Tuesday, September 14, 2004

The new issue of The Third Alternative has my story "A Resurrection Artist" in it. The cover is beautiful, too. I can't wait to get my copy of it.

Yesterday a boy told me his name was Karaoke. I think I must have heard him wrong. I *had* to.

I not only teach english, but cultural lessons about America. Those are my duties. When I was complaining about that one elementary school with the bad kids to Hiromi, my coordinator at the office that hired me to come here and teach at Edosaki, I told her that I was telling Miyamoto sensei, the second grade teacher with a little English at that school, how the fourth and sixth grades were really good. I didn't say how bad the fifth grade was, or how sort of indifferent the second and third graders were, and thought that was fair. Hiromi said, "You should have told Miyamoto sensei that her second grade class was excellent." I said, "Why?" She said, "Because you taught in her class that day," as if that is reason enough to give out a compliment I don't actually mean. I think this must be that whole Japanese politeness thing. So I told Hiromi, "I'm not just teaching English, but cultural lessons, right? Well Miyamoto sensei will just have to learn that I'm American and I'm not going to say her class was wonderful just because I taught in it."

Cultural lesson one: I don't care if that's offensive.
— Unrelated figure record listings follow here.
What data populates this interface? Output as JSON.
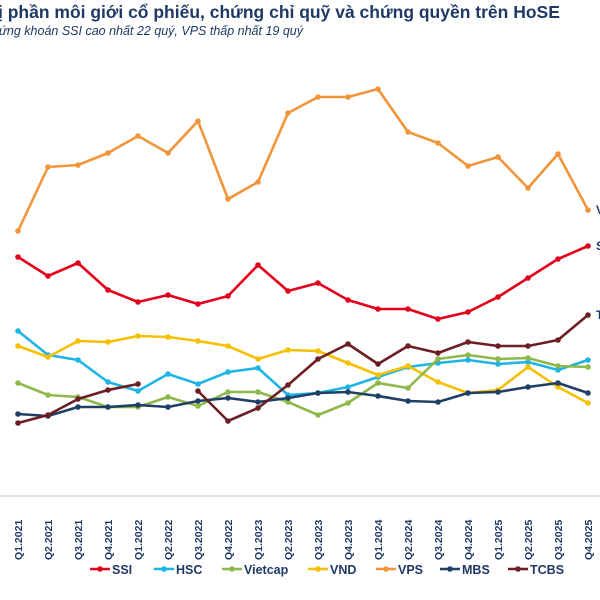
{
  "chart_data": {
    "type": "line",
    "title": "ị phần môi giới cổ phiếu, chứng chỉ quỹ và chứng quyền trên HoSE",
    "subtitle": "ứng khoán SSI cao nhất 22 quý, VPS thấp nhất 19 quý",
    "xlabel": "",
    "ylabel": "",
    "grid": false,
    "legend_position": "bottom",
    "categories": [
      "Q1.2021",
      "Q2.2021",
      "Q3.2021",
      "Q4.2021",
      "Q1.2022",
      "Q2.2022",
      "Q3.2022",
      "Q4.2022",
      "Q1.2023",
      "Q2.2023",
      "Q3.2023",
      "Q4.2023",
      "Q1.2024",
      "Q2.2024",
      "Q3.2024",
      "Q4.2024",
      "Q1.2025",
      "Q2.2025",
      "Q3.2025",
      "Q4.2025"
    ],
    "series": [
      {
        "name": "SSI",
        "color": "#e3001b",
        "values": [
          11.65,
          10.7,
          11.35,
          10.0,
          9.4,
          9.75,
          9.3,
          9.7,
          11.25,
          9.95,
          10.35,
          9.5,
          9.05,
          9.05,
          8.55,
          8.9,
          9.65,
          10.6,
          11.55,
          12.2
        ]
      },
      {
        "name": "HSC",
        "color": "#1fb4e6",
        "values": [
          7.95,
          6.75,
          6.5,
          5.4,
          4.95,
          5.8,
          5.3,
          5.9,
          6.1,
          4.75,
          4.85,
          5.15,
          5.65,
          6.15,
          6.35,
          6.5,
          6.3,
          6.4,
          6.0,
          6.5
        ]
      },
      {
        "name": "Vietcap",
        "color": "#8fb84a",
        "values": [
          5.35,
          4.75,
          4.65,
          4.15,
          4.15,
          4.65,
          4.2,
          4.9,
          4.9,
          4.4,
          3.75,
          4.35,
          5.35,
          5.1,
          6.55,
          6.75,
          6.55,
          6.6,
          6.2,
          6.15
        ]
      },
      {
        "name": "VND",
        "color": "#f5c000",
        "values": [
          7.2,
          6.65,
          7.45,
          7.4,
          7.7,
          7.65,
          7.45,
          7.2,
          6.55,
          7.0,
          6.95,
          6.35,
          5.75,
          6.2,
          5.4,
          4.85,
          5.0,
          6.15,
          5.15,
          4.35
        ]
      },
      {
        "name": "VPS",
        "color": "#f0953a",
        "values": [
          12.95,
          16.15,
          16.25,
          16.85,
          17.7,
          16.85,
          18.45,
          14.55,
          15.4,
          18.85,
          19.65,
          19.65,
          20.05,
          17.9,
          17.35,
          16.2,
          16.65,
          15.1,
          16.8,
          14.0
        ]
      },
      {
        "name": "MBS",
        "color": "#1f3f66",
        "values": [
          3.8,
          3.7,
          4.15,
          4.15,
          4.25,
          4.15,
          4.45,
          4.6,
          4.4,
          4.6,
          4.85,
          4.9,
          4.7,
          4.45,
          4.4,
          4.85,
          4.9,
          5.15,
          5.35,
          4.85
        ]
      },
      {
        "name": "TCBS",
        "color": "#6b1f24",
        "values": [
          3.35,
          3.75,
          4.55,
          5.0,
          5.3,
          null,
          4.95,
          3.45,
          4.1,
          5.25,
          6.55,
          7.3,
          6.3,
          7.2,
          6.85,
          7.4,
          7.2,
          7.2,
          7.5,
          8.75
        ]
      }
    ],
    "end_labels": [
      "VPS",
      "SSI",
      "TCBS"
    ]
  }
}
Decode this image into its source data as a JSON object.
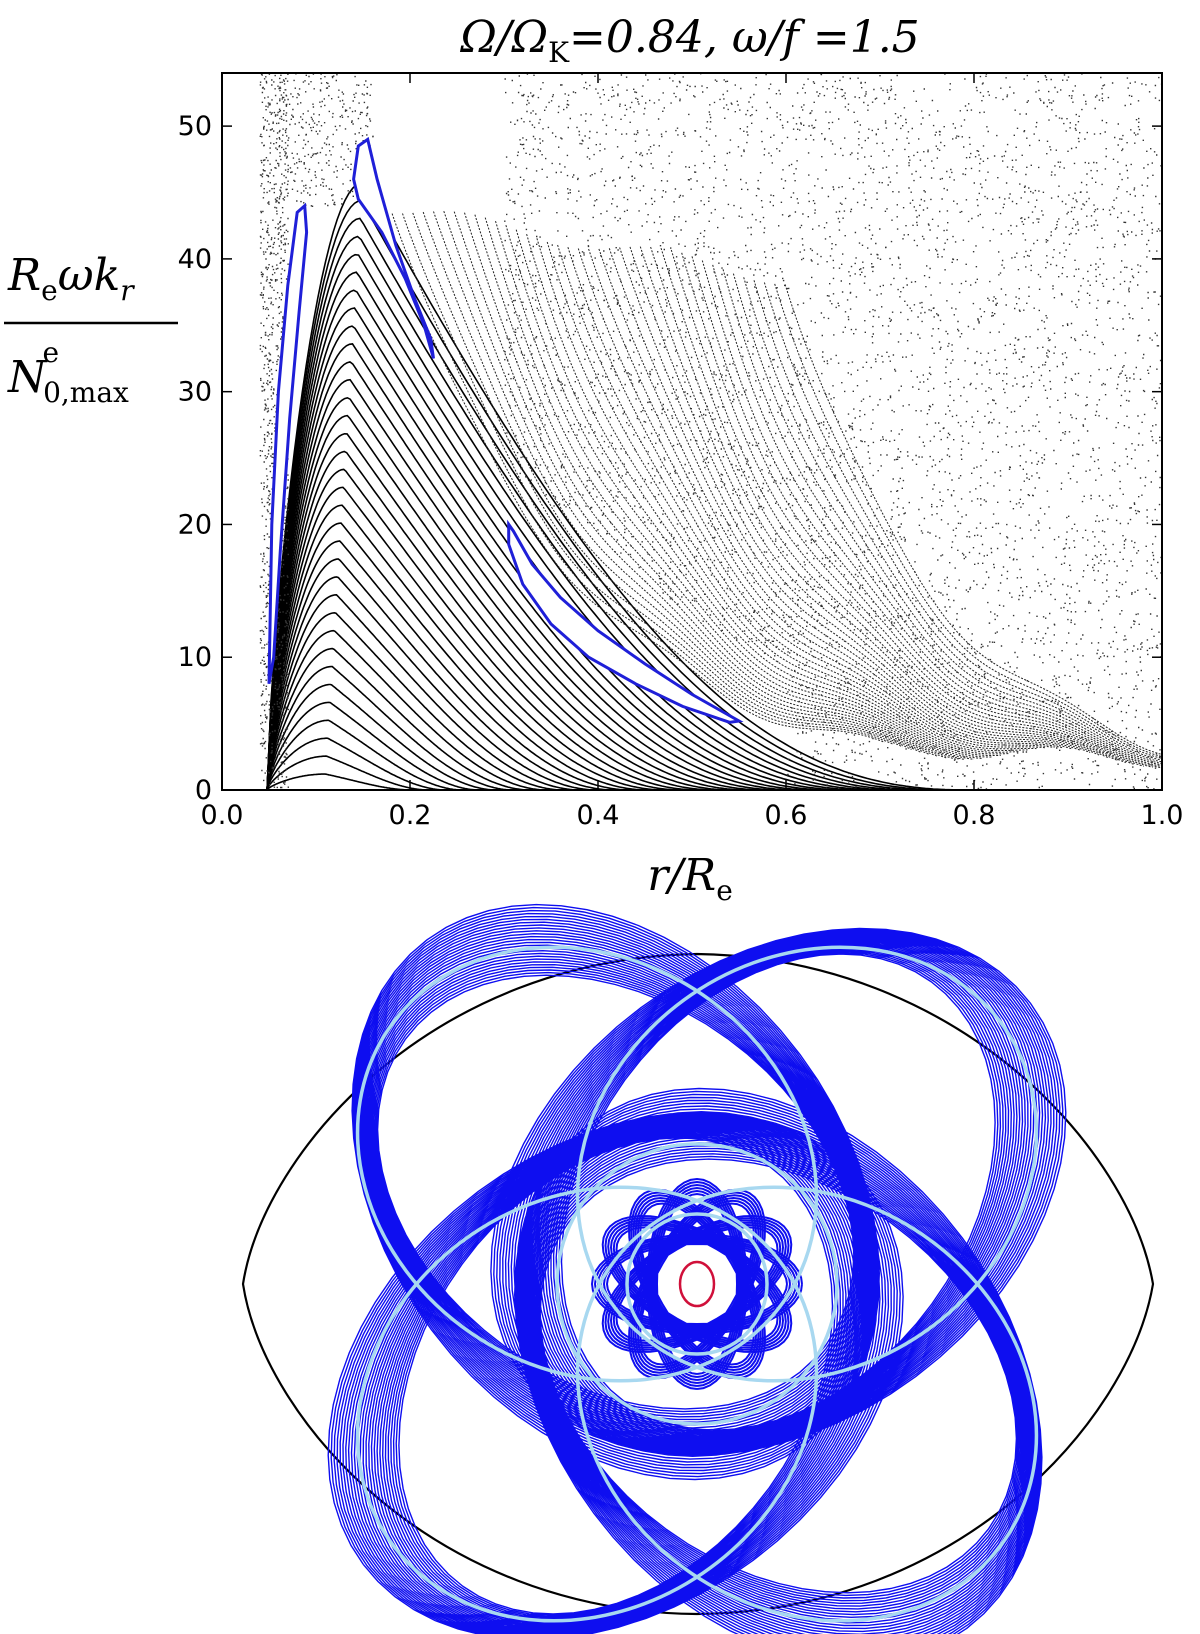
{
  "chart_data": [
    {
      "type": "scatter",
      "title": "Ω/Ω_K = 0.84, ω/f = 1.5",
      "title_parts": {
        "lhs": "Ω/Ω",
        "lhs_sub": "K",
        "lhs_val": "=0.84, ω/f =1.5"
      },
      "xlabel": "r/R_e",
      "xlabel_parts": {
        "main": "r/R",
        "sub": "e"
      },
      "ylabel": "R_e ω k_r / N^e_0,max",
      "ylabel_parts": {
        "num_main": "R",
        "num_sub": "e",
        "num_rest": "ωk",
        "num_sub2": "r",
        "den_main": "N",
        "den_sup": "e",
        "den_sub": "0,max"
      },
      "xlim": [
        0.0,
        1.0
      ],
      "ylim": [
        0,
        54
      ],
      "x_ticks": [
        "0.0",
        "0.2",
        "0.4",
        "0.6",
        "0.8",
        "1.0"
      ],
      "y_ticks": [
        "0",
        "10",
        "20",
        "30",
        "40",
        "50"
      ],
      "grid": false,
      "series": [
        {
          "role": "regular-orbits",
          "color": "#000000"
        },
        {
          "role": "chaotic-scatter",
          "color": "#000000"
        },
        {
          "role": "highlighted-islands",
          "color": "#1f1fd8",
          "islands": [
            {
              "points": [
                [
                  0.053,
                  20
                ],
                [
                  0.06,
                  30
                ],
                [
                  0.07,
                  38
                ],
                [
                  0.08,
                  43.5
                ],
                [
                  0.088,
                  44
                ],
                [
                  0.09,
                  42
                ],
                [
                  0.082,
                  36
                ],
                [
                  0.072,
                  28
                ],
                [
                  0.062,
                  18
                ],
                [
                  0.055,
                  10
                ],
                [
                  0.05,
                  8
                ]
              ]
            },
            {
              "points": [
                [
                  0.14,
                  46
                ],
                [
                  0.145,
                  48.5
                ],
                [
                  0.155,
                  49
                ],
                [
                  0.165,
                  46
                ],
                [
                  0.185,
                  41
                ],
                [
                  0.205,
                  37
                ],
                [
                  0.222,
                  34
                ],
                [
                  0.225,
                  32.5
                ],
                [
                  0.215,
                  35
                ],
                [
                  0.195,
                  38.5
                ],
                [
                  0.17,
                  42
                ],
                [
                  0.145,
                  44.5
                ]
              ]
            },
            {
              "points": [
                [
                  0.305,
                  20
                ],
                [
                  0.31,
                  19.5
                ],
                [
                  0.33,
                  17
                ],
                [
                  0.36,
                  14.5
                ],
                [
                  0.4,
                  12
                ],
                [
                  0.45,
                  9.5
                ],
                [
                  0.5,
                  7.2
                ],
                [
                  0.55,
                  5.2
                ],
                [
                  0.54,
                  5.1
                ],
                [
                  0.49,
                  6.3
                ],
                [
                  0.44,
                  8
                ],
                [
                  0.39,
                  10
                ],
                [
                  0.35,
                  12.5
                ],
                [
                  0.32,
                  15.5
                ],
                [
                  0.305,
                  18.5
                ]
              ]
            }
          ]
        }
      ]
    },
    {
      "type": "other",
      "title": "",
      "description_colors": {
        "outline": "#000000",
        "rays": "#0e0ef0",
        "periodic_orbit": "#a8d8f0",
        "core": "#d0103a"
      }
    }
  ]
}
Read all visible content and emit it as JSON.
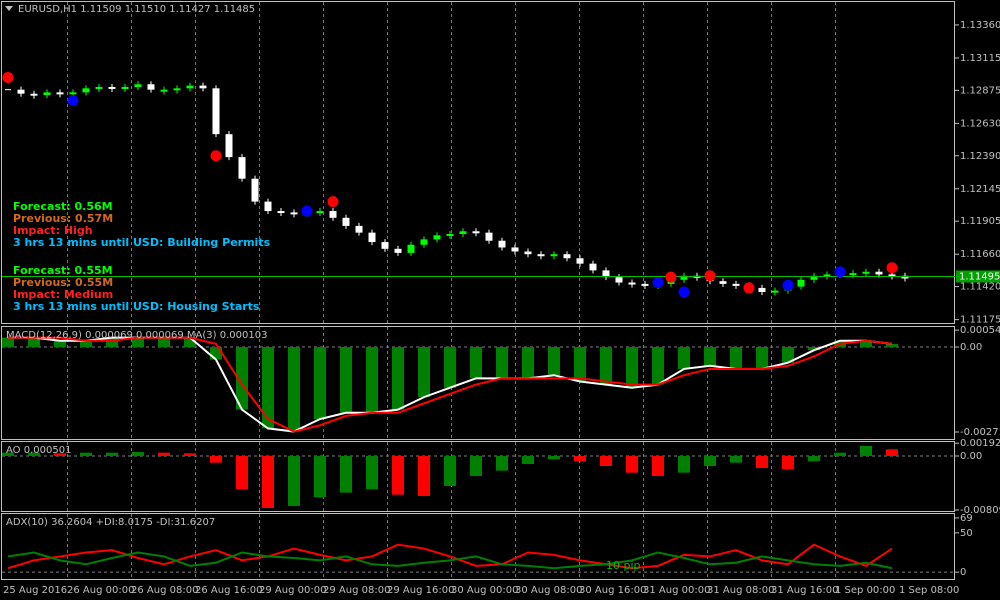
{
  "chart_data": [
    {
      "type": "candlestick",
      "title": "EURUSD,H1  1.11509 1.11510 1.11427 1.11485",
      "up_color": "#00ff00",
      "down_color": "#ffffff",
      "values": [
        1.1288,
        1.1285,
        1.1284,
        1.1286,
        1.1285,
        1.1286,
        1.1289,
        1.129,
        1.1289,
        1.129,
        1.1292,
        1.1288,
        1.1288,
        1.1289,
        1.1291,
        1.1289,
        1.1255,
        1.1238,
        1.1222,
        1.1205,
        1.1198,
        1.1197,
        1.1196,
        1.1198,
        1.1198,
        1.1193,
        1.1187,
        1.1182,
        1.1175,
        1.117,
        1.1167,
        1.1173,
        1.1177,
        1.118,
        1.1181,
        1.1183,
        1.1182,
        1.1176,
        1.1171,
        1.1168,
        1.1166,
        1.1165,
        1.1166,
        1.1163,
        1.1159,
        1.1154,
        1.1149,
        1.1145,
        1.1144,
        1.1143,
        1.1144,
        1.1147,
        1.115,
        1.1149,
        1.1146,
        1.1144,
        1.1143,
        1.1141,
        1.1138,
        1.1139,
        1.1142,
        1.1147,
        1.115,
        1.1151,
        1.1152,
        1.1152,
        1.1153,
        1.1151,
        1.115,
        1.1148
      ],
      "ylim": [
        1.1115,
        1.1353
      ],
      "yticks": [
        {
          "value": 1.1336,
          "label": "1.13360"
        },
        {
          "value": 1.13115,
          "label": "1.13115"
        },
        {
          "value": 1.12875,
          "label": "1.12875"
        },
        {
          "value": 1.1263,
          "label": "1.12630"
        },
        {
          "value": 1.1239,
          "label": "1.12390"
        },
        {
          "value": 1.12145,
          "label": "1.12145"
        },
        {
          "value": 1.11905,
          "label": "1.11905"
        },
        {
          "value": 1.1166,
          "label": "1.11660"
        },
        {
          "value": 1.1142,
          "label": "1.11420"
        },
        {
          "value": 1.11175,
          "label": "1.11175"
        }
      ],
      "current_price": {
        "value": 1.11495,
        "label": "1.11495"
      },
      "signals": [
        {
          "bar": 0,
          "price": 1.1297,
          "color": "#ff0000"
        },
        {
          "bar": 5,
          "price": 1.128,
          "color": "#0000ff"
        },
        {
          "bar": 16,
          "price": 1.1239,
          "color": "#ff0000"
        },
        {
          "bar": 23,
          "price": 1.1198,
          "color": "#0000ff"
        },
        {
          "bar": 25,
          "price": 1.1205,
          "color": "#ff0000"
        },
        {
          "bar": 50,
          "price": 1.1145,
          "color": "#0000ff"
        },
        {
          "bar": 51,
          "price": 1.1149,
          "color": "#ff0000"
        },
        {
          "bar": 52,
          "price": 1.1138,
          "color": "#0000ff"
        },
        {
          "bar": 54,
          "price": 1.115,
          "color": "#ff0000"
        },
        {
          "bar": 57,
          "price": 1.1141,
          "color": "#ff0000"
        },
        {
          "bar": 60,
          "price": 1.1143,
          "color": "#0000ff"
        },
        {
          "bar": 64,
          "price": 1.1153,
          "color": "#0000ff"
        },
        {
          "bar": 68,
          "price": 1.1156,
          "color": "#ff0000"
        }
      ],
      "news": [
        {
          "forecast": "Forecast: 0.56M",
          "previous": "Previous: 0.57M",
          "impact": "Impact: High",
          "event": "3 hrs 13 mins until USD: Building Permits"
        },
        {
          "forecast": "Forecast: 0.55M",
          "previous": "Previous: 0.55M",
          "impact": "Impact: Medium",
          "event": "3 hrs 13 mins until USD: Housing Starts"
        }
      ],
      "time_labels": [
        "25 Aug 2016",
        "26 Aug 00:00",
        "26 Aug 08:00",
        "26 Aug 16:00",
        "29 Aug 00:00",
        "29 Aug 08:00",
        "29 Aug 16:00",
        "30 Aug 00:00",
        "30 Aug 08:00",
        "30 Aug 16:00",
        "31 Aug 00:00",
        "31 Aug 08:00",
        "31 Aug 16:00",
        "1 Sep 00:00",
        "1 Sep 08:00"
      ]
    },
    {
      "type": "bar-line",
      "title": "MACD(12,26,9) 0.000069 0.000069 MA(3) 0.000103",
      "color": "#008000",
      "values": [
        0.0003,
        0.0003,
        0.0002,
        0.0002,
        0.0003,
        0.0003,
        0.0003,
        0.0003,
        -0.0004,
        -0.002,
        -0.0026,
        -0.0027,
        -0.0023,
        -0.0021,
        -0.0021,
        -0.002,
        -0.0016,
        -0.0013,
        -0.001,
        -0.001,
        -0.001,
        -0.0009,
        -0.0011,
        -0.0012,
        -0.0013,
        -0.0012,
        -0.0007,
        -0.0006,
        -0.0007,
        -0.0007,
        -0.0005,
        -0.0001,
        0.0002,
        0.0002,
        0.0001
      ],
      "series": [
        {
          "color": "#ffffff",
          "values": [
            0.0003,
            0.0003,
            0.0002,
            0.0002,
            0.0003,
            0.0003,
            0.0003,
            0.0003,
            -0.0004,
            -0.002,
            -0.0026,
            -0.0027,
            -0.0023,
            -0.0021,
            -0.0021,
            -0.002,
            -0.0016,
            -0.0013,
            -0.001,
            -0.001,
            -0.001,
            -0.0009,
            -0.0011,
            -0.0012,
            -0.0013,
            -0.0012,
            -0.0007,
            -0.0006,
            -0.0007,
            -0.0007,
            -0.0005,
            -0.0001,
            0.0002,
            0.0002,
            0.0001
          ]
        },
        {
          "color": "#ff0000",
          "values": [
            0.0003,
            0.0003,
            0.0003,
            0.0002,
            0.0002,
            0.0003,
            0.0003,
            0.0003,
            0.0001,
            -0.0012,
            -0.0023,
            -0.0027,
            -0.0025,
            -0.0022,
            -0.0021,
            -0.0021,
            -0.0018,
            -0.0015,
            -0.0012,
            -0.001,
            -0.001,
            -0.001,
            -0.001,
            -0.0011,
            -0.0012,
            -0.0012,
            -0.0009,
            -0.0007,
            -0.0007,
            -0.0007,
            -0.0006,
            -0.0003,
            0.0001,
            0.0002,
            0.0001
          ]
        }
      ],
      "ylim": [
        -0.00297,
        0.00064
      ],
      "yticks": [
        0.000541,
        {
          "value": 0,
          "label": "0.00"
        },
        -0.002714
      ]
    },
    {
      "type": "bar",
      "title": "AO 0.000501",
      "up_color": "#008000",
      "down_color": "#ff0000",
      "values": [
        0.0005,
        0.0005,
        0.0004,
        0.0005,
        0.0005,
        0.0006,
        0.0005,
        0.0004,
        -0.001,
        -0.005,
        -0.0078,
        -0.0075,
        -0.0062,
        -0.0055,
        -0.005,
        -0.0058,
        -0.006,
        -0.0045,
        -0.003,
        -0.0022,
        -0.0012,
        -0.0005,
        -0.0008,
        -0.0015,
        -0.0025,
        -0.003,
        -0.0025,
        -0.0015,
        -0.001,
        -0.0018,
        -0.002,
        -0.0008,
        0.0005,
        0.0015,
        0.001
      ],
      "ylim": [
        -0.0084,
        0.0021
      ],
      "yticks": [
        0.001924,
        {
          "value": 0,
          "label": "0.00"
        },
        -0.008096
      ]
    },
    {
      "type": "line",
      "title": "ADX(10) 36.2604 +DI:8.0175 -DI:31.6207",
      "annotation": "10 pip",
      "series": [
        {
          "color": "#ff0000",
          "values": [
            5,
            15,
            20,
            25,
            28,
            18,
            10,
            20,
            28,
            15,
            20,
            30,
            22,
            15,
            20,
            35,
            30,
            20,
            8,
            10,
            25,
            22,
            15,
            10,
            5,
            8,
            22,
            20,
            28,
            15,
            10,
            35,
            20,
            8,
            30
          ]
        },
        {
          "color": "#008000",
          "values": [
            20,
            25,
            15,
            10,
            18,
            25,
            20,
            8,
            12,
            25,
            20,
            18,
            15,
            20,
            10,
            8,
            12,
            15,
            20,
            10,
            8,
            5,
            8,
            10,
            15,
            25,
            18,
            10,
            12,
            20,
            15,
            10,
            8,
            12,
            5
          ]
        }
      ],
      "ylim": [
        -10,
        74
      ],
      "yticks": [
        69,
        50,
        0
      ]
    }
  ]
}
To me, I was being fair. I didn't say her class was bad, I didn't say it was great either. I did mention the fourth and sixth grades were good. I imagine in Japan I probably said her class was bad by not saying anything at all about it, when really I just had a neutral reaction to her neutralized classroom. So no complaints, and no compliments. I just don't always have that ability to go around like freakin Mary Poppins to everyone.

(Although Ben is right, as usual. In the nation of cuteness and delight, I am at my glowingest).


Actually I really do have to write about all the cuteness and delight stuff here at some point. It's both sweet and ridiculous at the same time. I think the two favorite English words the Japanese like to use (in completely weird ways too) are 'together' and 'enjoy'. Let's enjoy soccer together. Let's sukiyaki together. Happy together. So happy together! and on and on and on and on....


Anonymous Anonymous said...

Congratulations on the story in The Third Alternative. Just a bit of teacher "mom" feelings. A teacher always likes to hear how good their class is, if in America or Japan.My guess is Hiromi doesn't want to hear that "any" Japanese class is "bad", or doesn't measure up.Cultures are much different and she may have taken offense to your comments about that elementary school more than the second grade teacher. It probably is a woman thing.:) Email you soon. Love, Mom

11:46 PM  
Blogger Christopher Barzak said...

Nope, Mom, you're wrong on this one. Not a woman thing. Miyamoto sensei and I were fine. This is just Hiromi. She's the Emily Post of Japanese manners, many of which seem antiquated even to the Japanese.

12:49 AM  
Blogger Christopher Barzak said...

Also, my words aren't any good if I tell people things I don't mean, so I won't tell people things I don't really mean, just to grease their wheels, and that's anywhere, in America or Japan.

12:50 AM  
Anonymous Anonymous said...

I always have this problem in Switzerland. The Swiss get the silver after Japan's gold in the Politeness Olympics, and it used to drive me crazy that people wouldn't just come out and say what they mean. They speak in a lot of allusion and euphemism. A lot of that "oh no, I couldn't possibly", which means, "ask me a couple more times and I will". Or, "thanks so much for cooking", meaning "this isn't really edible".

For a long while I would rage about how nobody was being honest and human relationships were impossible and must be strained and frigid if no one was honest with each other, etc.

Eventually I learned that it's just like a cultural volume button. The Swiss are being perfectly candid when they talk like this. Everyone knows what they mean. They're just communicating it in Swiss cultural language. I have to turn up the gain when I'm in Switzerland, and turn my own volume down.